What is Vienna Classification?
An international system for categorizing the figurative (design) elements of trademarks into hierarchical codes for search and retrieval.
The Vienna Classification is an international system used to categorize the figurative (visual/design) elements of trademarks. Established by the Vienna Agreement of 1973 and maintained by WIPO, it provides a standardized hierarchical coding system that allows trademark offices and searchers to identify and retrieve marks based on their visual features — such as animals, geometric shapes, celestial bodies, or human figures — regardless of the words or text that may accompany them.
The classification is organized into three levels: categories, divisions, and sections. For example, Category 3 covers "Animals," Division 3.1 covers "Quadrupeds," and Section 3.1.1 covers "Lions, tigers, panthers, leopards, and similar large cats." This hierarchical structure allows for both broad and precise searches. A search at the category level retrieves all marks containing any type of animal, while a search at the section level narrows results to marks featuring specific animal types.

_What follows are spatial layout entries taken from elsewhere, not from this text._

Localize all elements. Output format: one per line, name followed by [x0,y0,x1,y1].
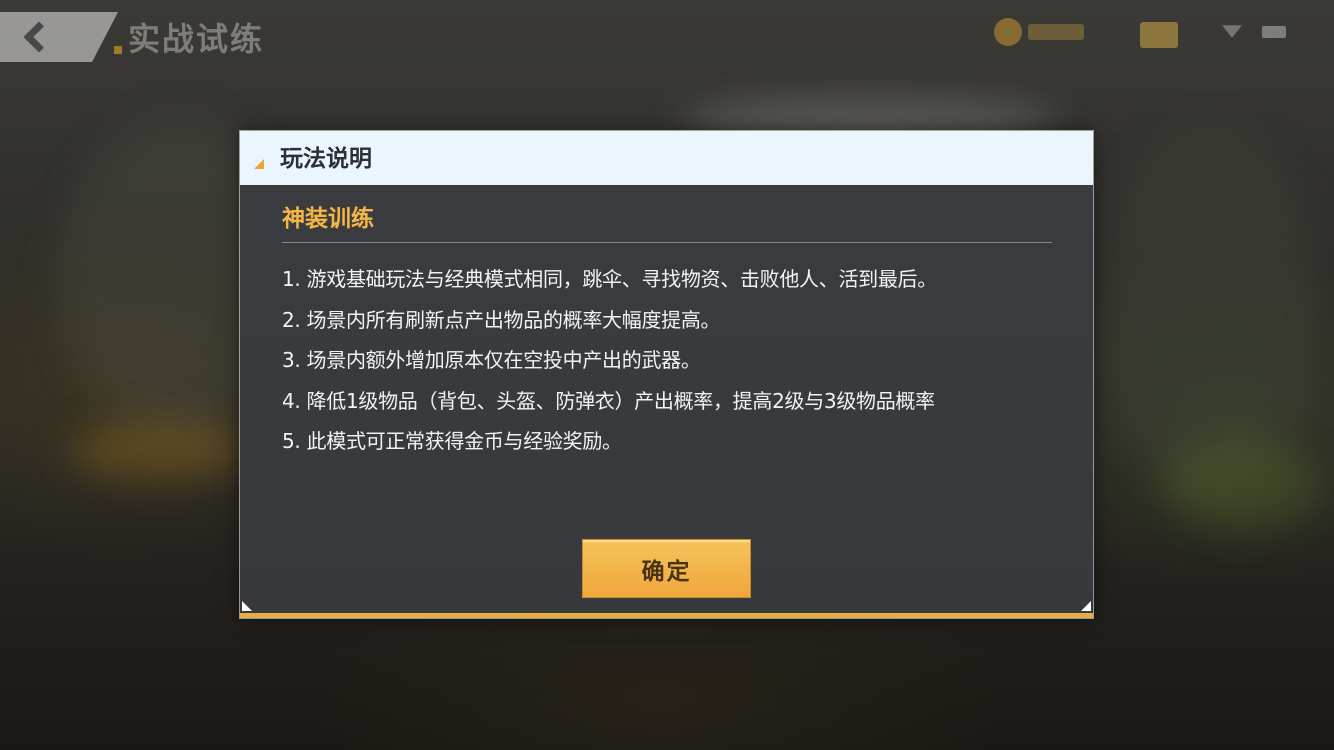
coin-icon [994,18,1022,46]
screen-title: 实战试练 [128,20,265,58]
rules-dialog: 玩法说明 神装训练 1. 游戏基础玩法与经典模式相同，跳伞、寻找物资、击败他人、… [240,131,1093,618]
corner-marker-icon [1081,601,1091,611]
title-marker [114,46,122,54]
corner-marker-icon [242,601,252,611]
confirm-button[interactable]: 确定 [582,539,751,598]
mail-icon[interactable] [1140,22,1178,48]
dialog-bottom-accent [240,613,1093,618]
rule-item: 5. 此模式可正常获得金币与经验奖励。 [282,429,622,453]
rule-item: 2. 场景内所有刷新点产出物品的概率大幅度提高。 [282,307,721,332]
dialog-header: 玩法说明 [240,131,1093,185]
rule-item: 4. 降低1级物品（背包、头盔、防弹衣）产出概率，提高2级与3级物品概率 [282,388,935,413]
rule-item: 3. 场景内额外增加原本仅在空投中产出的武器。 [282,348,701,372]
header-marker-icon [254,159,264,169]
wifi-icon [1222,25,1242,38]
coin-balance [1028,24,1084,40]
back-button[interactable] [0,12,118,62]
mode-title: 神装训练 [282,206,374,232]
rule-item: 1. 游戏基础玩法与经典模式相同，跳伞、寻找物资、击败他人、活到最后。 [282,267,937,291]
confirm-button-label: 确定 [641,558,692,585]
top-bar: 实战试练 [0,0,1334,64]
divider [282,242,1052,243]
rules-list: 1. 游戏基础玩法与经典模式相同，跳伞、寻找物资、击败他人、活到最后。 2. 场… [282,259,937,462]
back-icon [23,21,55,53]
battery-icon [1262,26,1286,38]
dialog-title: 玩法说明 [280,146,372,172]
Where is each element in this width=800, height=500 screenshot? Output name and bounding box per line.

The Vienna Classification currently contains 29 categories, encompassing everything from celestial bodies and human beings to buildings, textiles, and abstract geometric shapes. It is updated periodically to reflect new design trends and ensure that emerging visual elements can be properly categorized. Most major trademark offices — including the EUIPO, WIPO, and many national offices — assign Vienna codes to figurative marks during the examination process, making these codes a powerful tool for design-based trademark searching.
Why It Matters
Many trademarks consist entirely or partially of design elements — logos, symbols, and stylized graphics. Searching for these marks using text-based queries alone is insufficient because two logos can be visually similar without sharing any textual elements. The Vienna Classification solves this problem by translating visual content into searchable codes.

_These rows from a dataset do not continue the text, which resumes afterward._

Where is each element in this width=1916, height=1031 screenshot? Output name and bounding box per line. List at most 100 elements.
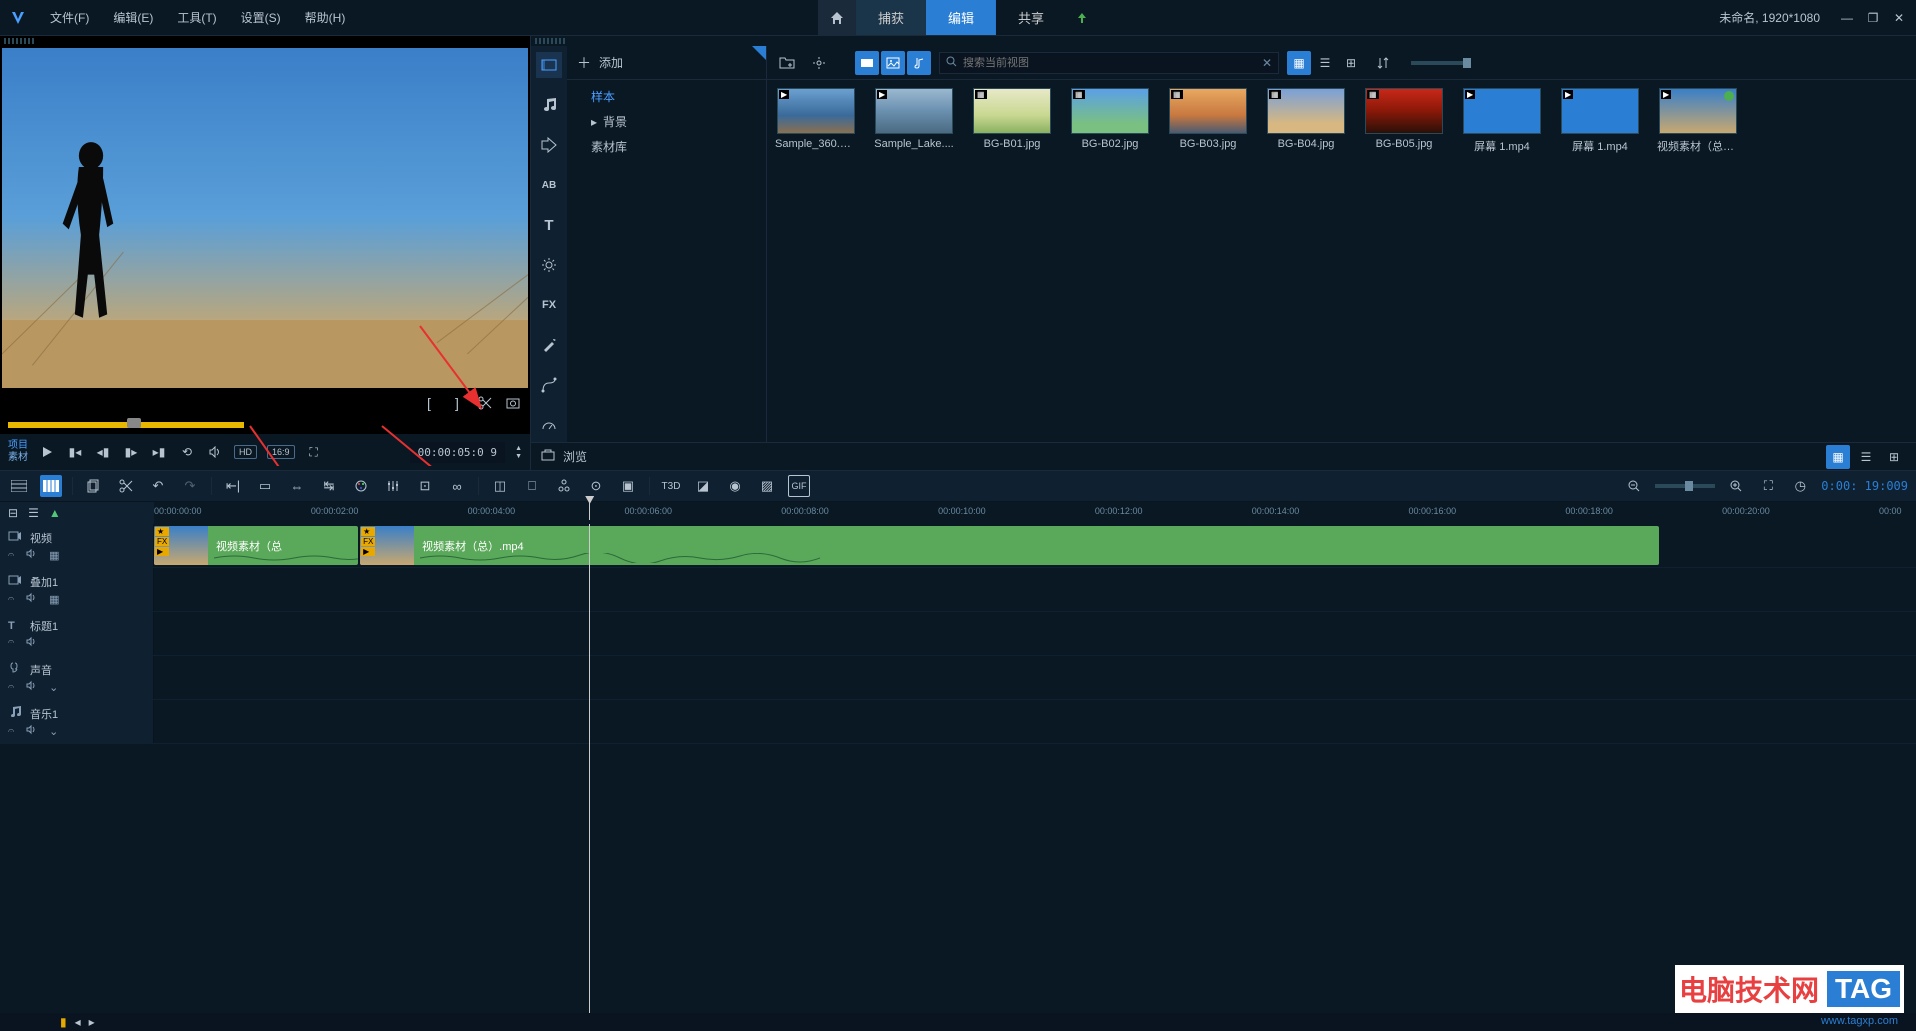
- tree-assets[interactable]: 素材库: [567, 134, 766, 159]
- cut-toolbar-button[interactable]: [115, 475, 137, 497]
- track-body[interactable]: [154, 656, 1916, 699]
- path-tab-icon[interactable]: [536, 372, 562, 398]
- corner-tag[interactable]: [752, 46, 766, 60]
- fit-button[interactable]: ⛶: [1757, 475, 1779, 497]
- search-field[interactable]: [963, 57, 1256, 69]
- go-end-button[interactable]: ▸▮: [150, 443, 168, 461]
- subtitle-button[interactable]: ⎕: [521, 475, 543, 497]
- link-button[interactable]: ∞: [446, 475, 468, 497]
- status-next[interactable]: ▸: [89, 1015, 95, 1029]
- menu-file[interactable]: 文件(F): [40, 5, 99, 30]
- mute-icon[interactable]: [26, 592, 37, 606]
- close-button[interactable]: ✕: [1890, 9, 1908, 27]
- fx-tab-icon[interactable]: FX: [536, 292, 562, 318]
- library-thumb[interactable]: ▶ 屏幕 1.mp4: [1461, 88, 1543, 154]
- settings-gear-button[interactable]: [807, 51, 831, 75]
- volume-button[interactable]: [206, 443, 224, 461]
- next-frame-button[interactable]: ▮▸: [122, 443, 140, 461]
- playhead[interactable]: [589, 502, 590, 520]
- footer-view1[interactable]: ▦: [1826, 445, 1850, 469]
- adjust-button[interactable]: ▨: [756, 475, 778, 497]
- zoom-out-button[interactable]: [1623, 475, 1645, 497]
- mask-button[interactable]: ▣: [617, 475, 639, 497]
- loop-button[interactable]: ⟲: [178, 443, 196, 461]
- menu-edit[interactable]: 编辑(E): [103, 5, 163, 30]
- mute-icon[interactable]: [26, 636, 37, 650]
- track-motion-button[interactable]: ⊙: [585, 475, 607, 497]
- track-head[interactable]: 叠加1 𝄐 ▦: [0, 568, 154, 611]
- preview-scrubber[interactable]: [0, 416, 530, 434]
- menu-tools[interactable]: 工具(T): [167, 5, 226, 30]
- library-thumb[interactable]: ▶ 视频素材（总）...: [1657, 88, 1739, 154]
- pan-button[interactable]: ⊡: [414, 475, 436, 497]
- preview-timecode[interactable]: 00:00:05:0 9: [410, 442, 505, 463]
- clip[interactable]: ★FX▶ 视频素材（总: [154, 526, 358, 565]
- chevron-down-icon[interactable]: ⌄: [49, 681, 58, 694]
- title-tab-icon[interactable]: T: [536, 212, 562, 238]
- sort-button[interactable]: [1371, 51, 1395, 75]
- mute-icon[interactable]: [26, 724, 37, 738]
- track-body[interactable]: [154, 700, 1916, 743]
- timeline-view-button[interactable]: [40, 475, 62, 497]
- mode-clip[interactable]: 素材: [8, 452, 28, 464]
- tab-capture[interactable]: 捕获: [856, 0, 926, 35]
- playhead-line[interactable]: [589, 524, 590, 1013]
- copy-button[interactable]: [83, 475, 105, 497]
- t3d-button[interactable]: T3D: [660, 475, 682, 497]
- settings-tab-icon[interactable]: [536, 252, 562, 278]
- media-tab-icon[interactable]: [536, 52, 562, 78]
- filter-photo-button[interactable]: [881, 51, 905, 75]
- overlay-tab-icon[interactable]: AB: [536, 172, 562, 198]
- crop-button[interactable]: ▭: [254, 475, 276, 497]
- add-button-label[interactable]: 添加: [599, 54, 623, 71]
- track-head[interactable]: 声音 𝄐 ⌄: [0, 656, 154, 699]
- preview-grip[interactable]: [4, 38, 34, 44]
- track-body[interactable]: [154, 612, 1916, 655]
- record-button[interactable]: ◉: [724, 475, 746, 497]
- track-body[interactable]: ★FX▶ 视频素材（总 ★FX▶ 视频素材（总）.mp4: [154, 524, 1916, 567]
- view-list-button[interactable]: ☰: [1313, 51, 1337, 75]
- redo-button[interactable]: ↷: [179, 475, 201, 497]
- library-thumb[interactable]: ▶ Sample_Lake....: [873, 88, 955, 154]
- storyboard-view-button[interactable]: [8, 475, 30, 497]
- track-head[interactable]: 音乐1 𝄐 ⌄: [0, 700, 154, 743]
- track-head[interactable]: T标题1 𝄐: [0, 612, 154, 655]
- magic-tab-icon[interactable]: [536, 332, 562, 358]
- tab-home[interactable]: [818, 0, 856, 35]
- library-thumb[interactable]: ▦ BG-B04.jpg: [1265, 88, 1347, 154]
- menu-help[interactable]: 帮助(H): [295, 5, 356, 30]
- link-icon[interactable]: 𝄐: [8, 636, 14, 649]
- view-grid-button[interactable]: ⊞: [1339, 51, 1363, 75]
- color-button[interactable]: [350, 475, 372, 497]
- prev-frame-button[interactable]: ◂▮: [94, 443, 112, 461]
- tab-share[interactable]: 共享: [996, 0, 1066, 35]
- footer-view3[interactable]: ⊞: [1882, 445, 1906, 469]
- search-input[interactable]: ✕: [939, 52, 1279, 74]
- filter-video-button[interactable]: [855, 51, 879, 75]
- library-thumb[interactable]: ▦ BG-B03.jpg: [1167, 88, 1249, 154]
- preview-display[interactable]: [2, 48, 528, 388]
- go-start-button[interactable]: ▮◂: [66, 443, 84, 461]
- mute-icon[interactable]: [26, 548, 37, 562]
- grid-icon[interactable]: ▦: [49, 593, 59, 606]
- fullscreen-button[interactable]: ⛶: [305, 443, 323, 461]
- library-thumb[interactable]: ▦ BG-B02.jpg: [1069, 88, 1151, 154]
- library-thumb[interactable]: ▦ BG-B05.jpg: [1363, 88, 1445, 154]
- library-grip[interactable]: [535, 38, 565, 44]
- library-thumb[interactable]: ▶ Sample_360.m...: [775, 88, 857, 154]
- tab-edit[interactable]: 编辑: [926, 0, 996, 35]
- grid-icon[interactable]: ▦: [49, 549, 59, 562]
- footer-view2[interactable]: ☰: [1854, 445, 1878, 469]
- clear-search-icon[interactable]: ✕: [1262, 56, 1272, 70]
- library-thumb[interactable]: ▶ 屏幕 1.mp4: [1559, 88, 1641, 154]
- track-opts-2[interactable]: ☰: [28, 506, 39, 520]
- ratio-badge[interactable]: 16:9: [267, 445, 295, 459]
- transition-tab-icon[interactable]: [536, 132, 562, 158]
- minimize-button[interactable]: —: [1838, 9, 1856, 27]
- track-body[interactable]: [154, 568, 1916, 611]
- play-button[interactable]: [38, 443, 56, 461]
- status-prev[interactable]: ◂: [75, 1015, 81, 1029]
- maximize-button[interactable]: ❐: [1864, 9, 1882, 27]
- library-thumb[interactable]: ▦ BG-B01.jpg: [971, 88, 1053, 154]
- slide-button[interactable]: ↹: [318, 475, 340, 497]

For brand owners, this means that a clearance search for a new logo must include Vienna code-based searches to uncover potentially conflicting figurative marks. Failing to search by design elements can leave significant gaps in a clearance analysis, exposing the brand to opposition or infringement claims from owners of visually similar logos. This is particularly important in industries where logos are the primary brand identifier, such as fashion, food and beverage, and sports.
How Signa Helps
Signa's search API supports queries by Vienna Classification codes, enabling developers to build comprehensive logo search tools. By passing one or more Vienna codes to the search endpoint, users can retrieve all trademarks containing specific design elements across multiple jurisdictions simultaneously. Signa returns results with the assigned Vienna codes for each mark, making it straightforward to compare the figurative elements of existing registrations against a proposed design.

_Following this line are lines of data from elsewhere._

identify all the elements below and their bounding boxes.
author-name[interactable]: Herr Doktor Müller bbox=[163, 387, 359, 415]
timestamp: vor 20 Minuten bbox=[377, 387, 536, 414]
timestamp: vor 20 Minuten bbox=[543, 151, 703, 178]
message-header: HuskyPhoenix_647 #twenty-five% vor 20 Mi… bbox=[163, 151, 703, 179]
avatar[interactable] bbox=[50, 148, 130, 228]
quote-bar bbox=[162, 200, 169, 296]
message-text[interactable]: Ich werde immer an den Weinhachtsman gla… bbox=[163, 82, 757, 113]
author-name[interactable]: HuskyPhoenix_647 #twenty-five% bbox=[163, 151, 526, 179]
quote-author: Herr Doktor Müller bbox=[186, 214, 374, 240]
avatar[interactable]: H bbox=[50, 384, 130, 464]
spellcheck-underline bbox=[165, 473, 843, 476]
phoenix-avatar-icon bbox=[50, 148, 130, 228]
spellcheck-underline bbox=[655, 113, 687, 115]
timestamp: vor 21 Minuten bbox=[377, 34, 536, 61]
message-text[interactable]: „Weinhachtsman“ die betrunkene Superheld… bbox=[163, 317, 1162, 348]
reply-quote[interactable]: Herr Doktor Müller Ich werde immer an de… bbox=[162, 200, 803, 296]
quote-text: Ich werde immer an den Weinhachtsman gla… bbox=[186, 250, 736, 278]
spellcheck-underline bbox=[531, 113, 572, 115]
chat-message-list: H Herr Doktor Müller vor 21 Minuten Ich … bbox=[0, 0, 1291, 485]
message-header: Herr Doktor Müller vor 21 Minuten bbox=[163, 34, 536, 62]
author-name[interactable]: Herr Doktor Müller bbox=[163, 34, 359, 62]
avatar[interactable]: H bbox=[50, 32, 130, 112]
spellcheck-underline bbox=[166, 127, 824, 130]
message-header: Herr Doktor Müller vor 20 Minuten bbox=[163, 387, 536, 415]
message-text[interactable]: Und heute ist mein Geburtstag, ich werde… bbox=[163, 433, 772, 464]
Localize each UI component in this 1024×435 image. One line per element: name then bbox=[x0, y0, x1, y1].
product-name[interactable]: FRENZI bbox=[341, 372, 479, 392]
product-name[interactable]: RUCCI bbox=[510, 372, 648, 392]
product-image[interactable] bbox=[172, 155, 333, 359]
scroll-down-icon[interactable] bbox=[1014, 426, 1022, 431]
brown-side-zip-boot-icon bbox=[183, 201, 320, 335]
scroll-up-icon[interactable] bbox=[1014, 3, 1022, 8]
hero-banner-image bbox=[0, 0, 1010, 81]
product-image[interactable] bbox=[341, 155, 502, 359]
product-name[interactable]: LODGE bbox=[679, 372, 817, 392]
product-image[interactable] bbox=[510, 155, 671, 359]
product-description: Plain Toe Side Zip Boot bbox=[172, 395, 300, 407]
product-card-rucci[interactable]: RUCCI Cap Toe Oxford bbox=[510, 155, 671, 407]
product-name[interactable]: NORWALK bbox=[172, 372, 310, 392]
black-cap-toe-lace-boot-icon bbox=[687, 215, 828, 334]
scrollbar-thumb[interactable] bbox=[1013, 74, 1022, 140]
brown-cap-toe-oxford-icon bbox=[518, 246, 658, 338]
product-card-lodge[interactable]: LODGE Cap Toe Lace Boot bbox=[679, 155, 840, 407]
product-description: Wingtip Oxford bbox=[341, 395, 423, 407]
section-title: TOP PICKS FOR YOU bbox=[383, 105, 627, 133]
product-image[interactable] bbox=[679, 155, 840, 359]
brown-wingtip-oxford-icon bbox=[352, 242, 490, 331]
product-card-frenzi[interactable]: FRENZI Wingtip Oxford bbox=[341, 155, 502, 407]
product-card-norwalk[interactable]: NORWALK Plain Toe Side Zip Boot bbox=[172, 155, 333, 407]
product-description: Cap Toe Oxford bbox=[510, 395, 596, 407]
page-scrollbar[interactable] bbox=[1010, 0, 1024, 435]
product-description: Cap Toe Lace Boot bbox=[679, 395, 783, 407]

Signa also supports image-based trademark search, which complements Vienna code searching. While the Vienna Classification provides a structured, code-based approach, image search uses visual similarity algorithms to surface marks that look alike, even if they have been assigned different codes. Combining both methods delivers the most thorough figurative mark clearance.
Real-World Example
A beverage company is developing a new logo for their energy drink brand that features a stylized lightning bolt striking a mountain. Before finalizing the design, their branding agency uses Signa to search for potentially conflicting marks. They query Vienna code 1.15 (lightning, thunderbolts) combined with 6.3 (mountains, rocks, and volcanoes) across the US, EU, and key Asian markets. The search returns 47 marks containing both design elements, including three in Class 32 (beverages) that feature a lightning bolt overlaying a mountain peak. The visual similarity is strong enough that their trademark attorney recommends modifying the mountain element into an abstract wave shape — a change that dramatically reduces the risk of a design-based opposition while preserving the brand's energetic visual identity.